For these reasons, the alignment of providers' and hospitals' incentives and their integration into common provider groups are viewed as critical components of the solution to control medical quality and costs. To these ends, numerous care delivery models have been tried but few have met with anything but marginal success. This invention changes this and solves the primary, non-political problems relating the quality and cost issue facing the United States' healthcare system.
There are a few examples in which physicians, hospitals and their insurance entities have aligned their incentives and integrated themselves to achieve reasonable levels of medical quality, and to some extent, cost efficiencies and patient satisfaction. The first example is a health maintenance organization (HMO) model, such as Kaiser Permanente. The second is represented by the Mayo Clinic-type model. Delivery systems of these types can be found in a number of cities throughout the country. What is common to both models is their integration and alignment of quality and financial incentives of the three principal components—physicians, hospitals and insurance entities. Their physicians are generally on salary and receive additional remunerations if the enterprise prospers. However, from a national perspective, these models cannot accommodate the majority of US patients who are treated by independent physicians and hospitals with limited access to integrated provider enterprises, such as these examples.
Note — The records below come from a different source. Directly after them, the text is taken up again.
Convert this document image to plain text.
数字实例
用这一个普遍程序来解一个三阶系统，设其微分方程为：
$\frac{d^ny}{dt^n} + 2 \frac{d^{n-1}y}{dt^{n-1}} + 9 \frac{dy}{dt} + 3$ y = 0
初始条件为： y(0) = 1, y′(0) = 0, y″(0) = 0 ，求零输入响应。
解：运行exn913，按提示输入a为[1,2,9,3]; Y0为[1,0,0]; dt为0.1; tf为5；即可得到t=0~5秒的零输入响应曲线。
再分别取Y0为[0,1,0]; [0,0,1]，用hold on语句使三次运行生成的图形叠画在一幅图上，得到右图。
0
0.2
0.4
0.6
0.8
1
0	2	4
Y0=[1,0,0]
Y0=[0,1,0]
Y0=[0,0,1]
Another attempt to align providers' incentives and thereby control costs is a program called “pay-for-performance.” These initiatives involve the insurer awarding bonuses to physicians for improving a few selected quality indicators. Pay-for-performance has been a largely unsuccessful attempt to achieve what this invention has accomplished, which is the alignment of quality and financial incentives for independent hospitals, physicians and insurers through the novel provisioning of clinical quality improvement and financial information. The key to achieving, the invention's enhanced benefits is transforming the readily available hospital and insurance information into actionable data for physicians to create clinical improvements and aggregating the data into transparent and easily understood measure of quality and efficiencies for the benefit of all stakeholders. The most recent delivery models created by the aforementioned federal legislation (PPACA) make this invention even more valuable than before.
The PPACA legislation implements global budgeting, for hospitals and physicians who will be financially incentivized by Centers for Medicare and Medicaid Services (CMS) for improving the quality and efficiencies of their care. The previously mentioned ACOs, ACEs, and Bundled Payments are three methods as well as other federally designed delivery systems that are dependent on global budgets that will be divided between the hospital and physicians on the basis of objective measures. The technologies, algorithms and quality indices of this invention are uniquely designed to provide the objectively defined, appropriate reimbursements for the hospital and physician providers who are able to create net savings by improving clinical and financial outcomes.